Propriety dictates that he should not attempt to detain her but he hears himself say abandonedly, “It’s a beautiful morning.”
She stops — no doubt as staggered by his boldness as he himself is— and, turning around after a while to face him, nods her head which is a mass of curls, a few of which are already escaping the scarf and tumbling onto her shoulders. Small, fine-boned, she is perhaps in her late-thirties and is wearing a primrose shalwar-kameez with a wide length of see-through chiffon draped about the body to serve as a head veil when required.
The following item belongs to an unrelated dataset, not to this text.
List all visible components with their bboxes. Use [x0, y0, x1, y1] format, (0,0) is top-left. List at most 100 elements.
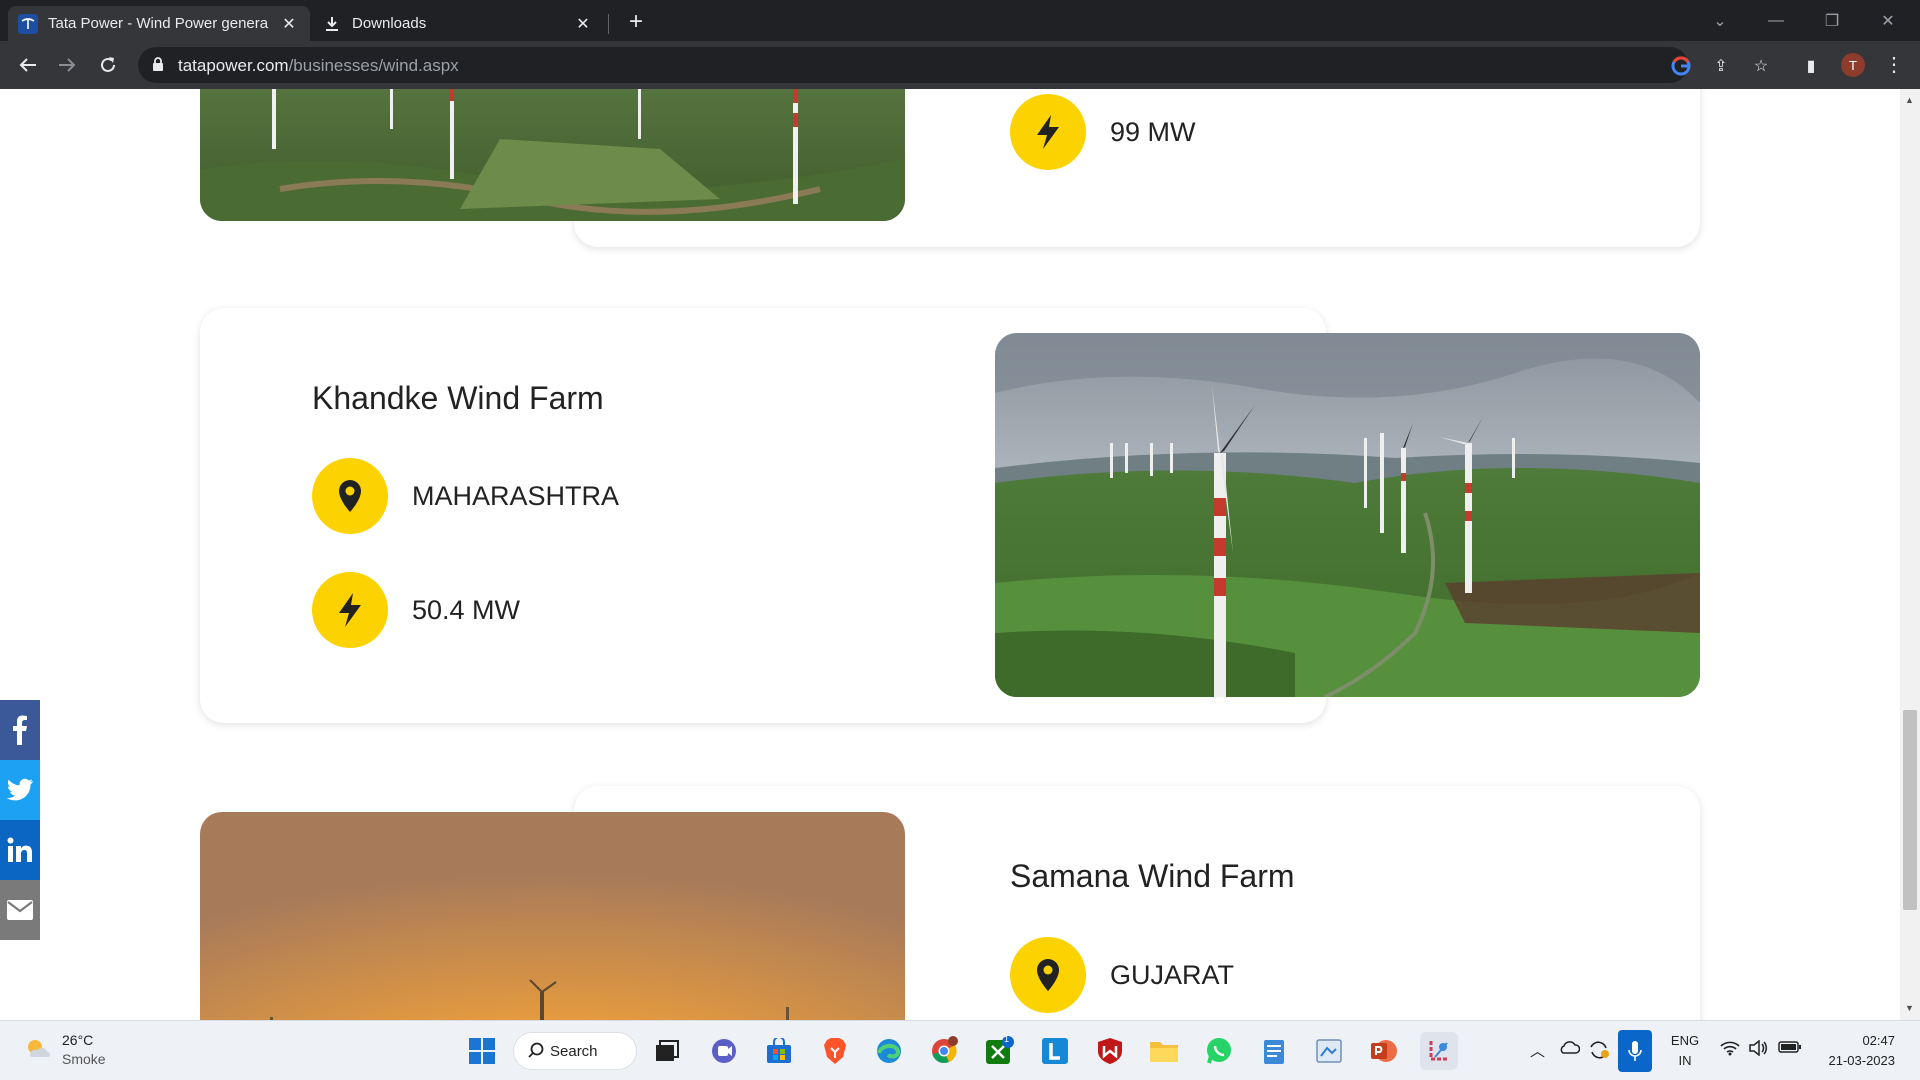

Her expression conveys a mark of consternation and she looks around, perhaps to make sure that this encounter is being observed by someone, that she is not too alone here with him, or perhaps to make sure that they are not being observed.
Feeling ashamed for having given her cause for concern and irresponsible for not keeping in mind the risks to her honour before addressing her, he raises his hand part way to his forehead to bid her farewell in the courteous Subcontinental Muslim manner and quickly turns around to go back into the town centre and get more newspapers.